Powerful Amazones Women Master Drummers Inspire Other Women

Amazones women master drummers performing

Their arms are muscular but not unattractive.  Their bodies look tough yet almost tender looking.  The sounds from their drums say a lot—they reverberate with power, strength, control and something indescribable.  These are the Amazones Women Master Drummers, yes you heard right, women master drummers who have squashed many norms in African society.

It all began in 1997 when Mamoudou Conde, master sculptor and carver from Guinea, initiated the idea of having women play traditional instruments typically reserved for men at a professional level – a stage very unfamiliar to women in Guinea at the time and perhaps even unheard of in African history.

As Managing Director for the Guinea National Percussion (Les Percussions de Guinee) and Les Ballets Africains, one of the largest companies on the continent operating since 1952, he divided his time between Guinea and the U.S. During most of his international tours, Conde observed that Western women showed an eagerness to learn to play the Djembe, whereas those from its origin exhibited the opposite.  This triggered a desire in him to start the group in spite of the challenges he knew he would face at gathering willing and interested participants.  He viewed this position of sharing his world – Africa – with the west as one that helped him gain a better understanding of African women and conditions that hindered them from breaking out of their shells.  This new perspective developed into an interest to “build a bridge to empower African women around the world and make role models out of them.”

“I think it was the right timing, and I was the right person at the right place to start this with less trouble,” Conde says about the consequences of organizing such a movement in a culture that would have viewed it as a taboo.

By 1998, Amazones Women Master Drummers was finally formed and later received assistance from the Guinea Department of Culture after a period of reluctance.  The administration agreed to allow its male national group to train the women as such instruments were only played by men at the time.

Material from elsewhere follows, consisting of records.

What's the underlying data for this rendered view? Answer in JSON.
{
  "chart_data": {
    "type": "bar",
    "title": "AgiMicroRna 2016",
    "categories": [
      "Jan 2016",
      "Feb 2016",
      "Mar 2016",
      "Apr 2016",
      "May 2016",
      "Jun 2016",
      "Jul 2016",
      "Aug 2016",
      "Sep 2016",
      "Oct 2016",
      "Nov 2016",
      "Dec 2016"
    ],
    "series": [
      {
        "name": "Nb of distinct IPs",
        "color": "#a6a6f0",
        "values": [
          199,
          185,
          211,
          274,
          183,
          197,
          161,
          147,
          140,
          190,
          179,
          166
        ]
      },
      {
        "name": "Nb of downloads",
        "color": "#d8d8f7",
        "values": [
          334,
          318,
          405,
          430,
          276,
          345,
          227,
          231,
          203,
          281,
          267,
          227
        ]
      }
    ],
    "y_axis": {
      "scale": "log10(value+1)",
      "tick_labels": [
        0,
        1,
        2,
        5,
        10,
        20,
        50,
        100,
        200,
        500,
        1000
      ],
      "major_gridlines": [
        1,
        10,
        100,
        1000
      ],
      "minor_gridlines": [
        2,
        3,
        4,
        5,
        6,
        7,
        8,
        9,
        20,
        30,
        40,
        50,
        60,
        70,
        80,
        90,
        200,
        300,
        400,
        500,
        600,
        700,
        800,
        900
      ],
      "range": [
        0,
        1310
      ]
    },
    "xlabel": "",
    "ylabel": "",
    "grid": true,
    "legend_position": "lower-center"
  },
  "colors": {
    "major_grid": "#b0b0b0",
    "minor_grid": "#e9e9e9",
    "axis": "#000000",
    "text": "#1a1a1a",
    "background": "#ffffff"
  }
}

“I wanted inner city young women who barely had their lives together.  Those are the types of women I wanted to bring together to be able to give them a hope in life,” Conde expresses his interest to specifically recruit women who were hopeless and left in desperate positions.  During their tours, young women who had been unable to receive education due to financial reasons were assisted to read and write both French, the official language of Guinea, and English.  From different parts of the country they came, and together have become a symbol of hope for women in different parts of the world.

Fatoumata Bangoura, known as the best female player of the Djembe instrument and first to become a master of it says:

“The message I have for other women as a role model is to give them the courage to do anything they feel like doing because when we were born, they used to say that women were not supposed to touch even the Djembe, but we went and did it. When you have courage, you can do anything you want to do.  It’s not only me, it’s many other women in this group with me, but all decided to touch the traditional instrument.  If we can do it, any other woman in the world can do it.  Our message is to give them the courage, to really get up and do anything and succeed.”

Conde seems to have done an excellent job of achieving his main objectives with Amazones Women Master Drummers since its inception.

Maimouma Sylla, one of the most powerful female players of the doundoun instrument, is the only female to have ever reached the same level of skill needed to play this piece of equipment.  Doundoun is the largest of the instruments and it is the foundation of all the rhythms, without it everything collapses, explains Conde.  It was the first that attracted Sylla and she has mastered it ever since.

“When I stand on stage, I just want to take over, control the entire stage and the audience,” she says about the power and joy she gets from the instrument she has fallen in love with, one she is best at not only among the women but also men in Guinea today. “I know the instrument loves me and I love it,” Sylla says with passion.

About being the best female player of the doundoun instrument, Sylla says, “It makes me feel good about myself.  It makes me feel strong, powerful and it gives me an intense strength that any woman would like to see herself in.”

The group recently performed at the New Orleans Jazz festival where they played four concerts.  They are also open to various shows including one for the youth.  “We do a lot of work with young folks which help many children to understand more about their own culture,” says Conde, “Because when you learn about other people’s culture, it gives you a basic understanding about your own culture.”

Between 2006 and 2007, the group has been able to work with almost 100,000 children through the support of various cultural centers in the United States and other major international organizations and has toured Europe, Africa, Canada and North America.